Esses resultados, variam entre os anos, em função do valor de venda das commodities, e logicamente foram superiores para o sistema feijão- soja em função do elevado preço de venda do feijão. No entanto, os demais sistemas (milho safra - soja safrinha, feijão milho safrinha, etc) também apresentaram maior lucratividade. Isso nos mostra que a diversificação é importante para diluir riscos e pode representar, ao final da safra, melhores indicadores econômicos.
Considerações finais
O trabalho nos mostrou a importância do ajuste fino entre épocas de semeadura e grupos de maturação da soja e o seu impacto na viabilidade da sucessão soja-milho safrinha. Logicamente que as condições climáticas variam de ano para ano, mas é possível afirmar que quanto maior o grupo de maturação, menor o efeito da semeadura antecipada sobre o potencial produtivo.

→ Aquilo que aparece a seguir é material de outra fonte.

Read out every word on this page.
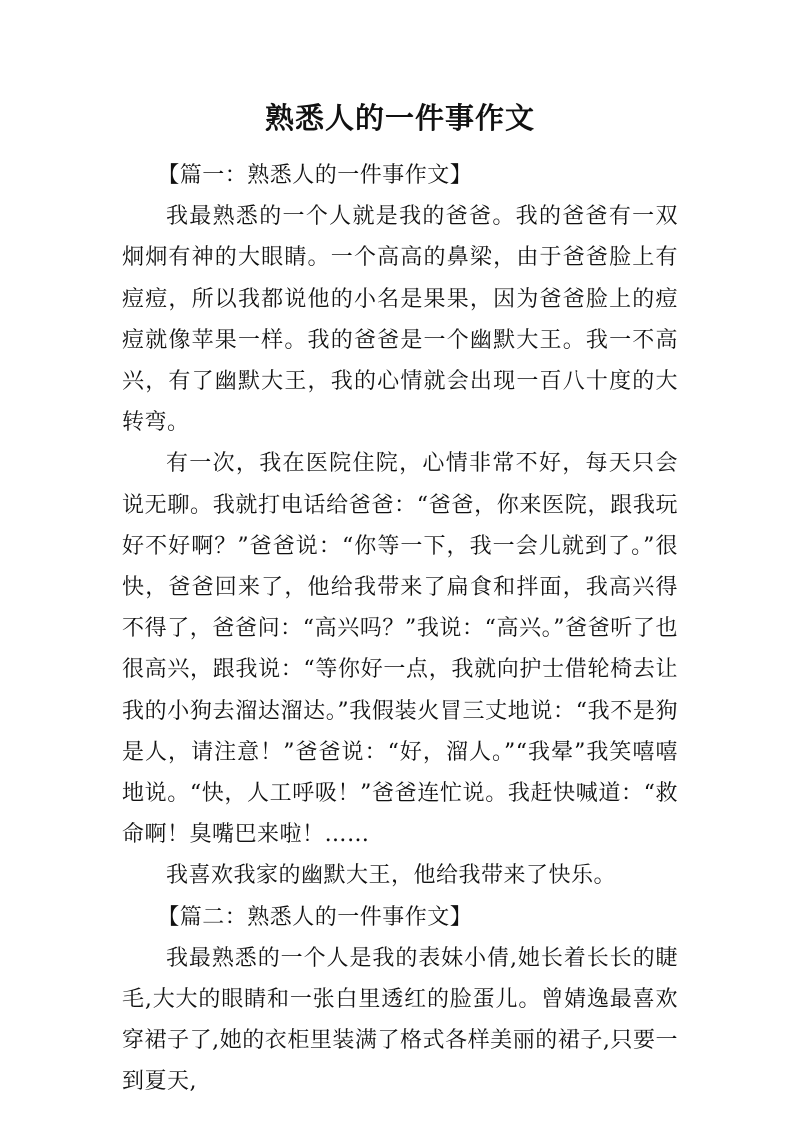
熟悉人的一件事作文

【篇一：熟悉人的一件事作文】

我最熟悉的一个人就是我的爸爸。我的爸爸有一双炯炯有神的大眼睛。一个高高的鼻梁，由于爸爸脸上有痘痘，所以我都说他的小名是果果，因为爸爸脸上的痘痘就像苹果一样。我的爸爸是一个幽默大王。我一不高兴，有了幽默大王，我的心情就会出现一百八十度的大转弯。

有一次，我在医院住院，心情非常不好，每天只会说无聊。我就打电话给爸爸：“爸爸，你来医院，跟我玩好不好啊？”爸爸说：“你等一下，我一会儿就到了。”很快，爸爸回来了，他给我带来了扁食和拌面，我高兴得不得了，爸爸问：“高兴吗？”我说：“高兴。”爸爸听了也很高兴，跟我说：“等你好一点，我就向护士借轮椅去让我的小狗去溜达溜达。”我假装火冒三丈地说：“我不是狗是人，请注意！”爸爸说：“好，溜人。”“我晕”我笑嘻嘻地说。“快，人工呼吸！”爸爸连忙说。我赶快喊道：“救命啊！臭嘴巴来啦！……

我喜欢我家的幽默大王，他给我带来了快乐。

【篇二：熟悉人的一件事作文】

我最熟悉的一个人是我的表妹小倩,她长着长长的睫毛,大大的眼睛和一张白里透红的脸蛋儿。曾婧逸最喜欢穿裙子了,她的衣柜里装满了格式各样美丽的裙子,只要一到夏天,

Também, a semeadura de cultivares de soja com grupo de maturação 5,1 a 5,4 no final de setembro, início de outubro, permite a colheita na primeira quinzena de fevereiro, abrindo uma janela de cultivo boa para o milho safrinha, representando o melhor equilíbrio entre potencial produtivo da soja e do milho segunda safra.
Além disso, a recomendação é que o produtor trabalhe com um sistema de combinação de espécies (soja, milho, feijão, trigo), ciclos e arranjos a fim de diversificar renda, otimizar capacidade operacional e reduzir riscos produtivos, que somados, no médio prazo, representará mais estabilidade produtiva e lucratividade por área.